Autism spectrum disorder (ASD) manifests itself in early childhood during development. Behaviorally, ASD is commonly marked by challenges with social interaction, motor impairment, and unusual, repetitive behaviors. ASD has been found to be associated with the development of excitatory and inhibitory synapses. The excitatory synapses mature, and the inhibitory synapses develop during the earlier stages of childhood, around the time children are usually diagnosed. Due to this, ASD is correlated with synaptogenesis. Specifically, the synaptic adhesion molecules, neuroligin and neurexin, have often been linked to ASD. When a synapse forms, cell adhesion molecules (CAM) recruit neurexin and neuroligin which then link the two neurons through a heterophilic dimer. Neurexin and neuroligin then lead to the recruitment of receptors and ion channels that establish communication at the synapse. Many mutations of the genes that encode these proteins result in behaviors similar to that of autism in animal models. Neurexin and neuroligin are associated with neuro transmission and synaptic plasticity and may have a role in ASD. The SHANK scaffold proteins function in synapse morphology and function and have also been correlated to ASD behavior. However, the underlying causes of ASD still remain elusive.
But there is evidence that specific genes are linked to activity-dependent neuronal signaling that may be involved in autism. Many of these specific genes have mutations that cause other developmental disorders such as fragile X syndrome, tuberous sclerosis complex, Angelman syndrome, Timothy syndrome, and Rett syndrome. The mechanisms of these disorders may provide insight into the root of ASD.

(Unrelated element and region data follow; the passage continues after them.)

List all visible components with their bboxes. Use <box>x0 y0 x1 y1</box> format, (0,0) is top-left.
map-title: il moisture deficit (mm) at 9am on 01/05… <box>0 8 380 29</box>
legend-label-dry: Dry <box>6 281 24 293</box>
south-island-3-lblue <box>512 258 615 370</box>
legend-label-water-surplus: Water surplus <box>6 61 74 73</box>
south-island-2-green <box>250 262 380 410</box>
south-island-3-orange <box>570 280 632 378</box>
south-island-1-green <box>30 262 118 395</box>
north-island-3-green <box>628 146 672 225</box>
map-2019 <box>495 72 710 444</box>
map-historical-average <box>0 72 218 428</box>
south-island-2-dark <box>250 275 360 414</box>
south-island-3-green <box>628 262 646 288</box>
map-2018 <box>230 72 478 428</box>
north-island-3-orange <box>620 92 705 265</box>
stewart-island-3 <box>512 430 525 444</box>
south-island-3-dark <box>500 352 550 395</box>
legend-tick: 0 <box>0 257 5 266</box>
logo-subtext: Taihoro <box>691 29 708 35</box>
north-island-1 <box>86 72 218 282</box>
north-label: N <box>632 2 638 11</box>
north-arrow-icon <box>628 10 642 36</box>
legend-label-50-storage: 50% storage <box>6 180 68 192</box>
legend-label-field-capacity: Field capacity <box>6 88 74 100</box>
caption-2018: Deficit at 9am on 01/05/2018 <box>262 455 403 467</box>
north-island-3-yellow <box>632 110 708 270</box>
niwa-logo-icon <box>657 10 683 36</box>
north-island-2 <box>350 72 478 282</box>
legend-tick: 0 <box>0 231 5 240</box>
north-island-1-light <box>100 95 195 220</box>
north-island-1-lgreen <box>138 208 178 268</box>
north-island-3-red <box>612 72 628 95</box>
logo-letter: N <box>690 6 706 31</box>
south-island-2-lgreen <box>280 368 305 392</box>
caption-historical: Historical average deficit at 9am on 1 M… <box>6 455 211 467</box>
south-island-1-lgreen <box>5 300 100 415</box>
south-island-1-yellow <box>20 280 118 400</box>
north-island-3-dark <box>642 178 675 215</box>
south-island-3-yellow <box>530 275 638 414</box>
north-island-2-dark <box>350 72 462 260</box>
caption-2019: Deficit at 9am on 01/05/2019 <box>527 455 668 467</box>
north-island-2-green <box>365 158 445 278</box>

- Fragile X Syndrome: The mutation of FMR1 leads to decreased expression of the transcription repressor FMRP. The expression of ARC protein increases which acts in removing AMPA receptors causing long term depression.
- Tuberous Sclerosis Complex: TSC1 and TSC2 inhibit the activity of mTOR which typically leads to the expression of proteins, thereby inhibiting protein synthesis. A mutation in TSC1 or TSC2 can impair their function. Similarly, binding of brain derived neurotrophic factor (BDNF) or a mutation in the AKT repressor, PTEN, both of which inhibit the activity of TSC1 and TSC2. This leads to excessive protein synthesis.
- Angelman Syndrome: UBE3A is a ubiquitin ligase, meaning it marks proteins for degradation by the proteasome. In Angelman syndrome, UBE3A function is impaired. ARC protein is one of the proteins marked by UBE3A and because of the loss in functionality, ARC is present at high levels and decreases the AMPA receptors.
- Timothy Syndrome: A certain Ca2+ channel is mutated, impairing channel inactivation which elevates the Ca2+ concentration in the cell. This could inhibit activity-dependent gene transcription.
- Rett Syndrome: A mutation in MECP2, a transcription repressor, causing an imbalance between inhibition and excitation.
All these mechanisms affect activity-dependent signaling, specifically in synaptogenesis and synaptic plasticity, both of which are implicated in ASD. Therefore, these mechanisms may be a starting point for further research into the underlying mechanisms of ASD. This could include researching genes that are associated with ASD that are involved in activity-dependent signaling. Such research could ultimately provide treatment for severe cognitive impairments that are expressed in some individuals on the spectrum.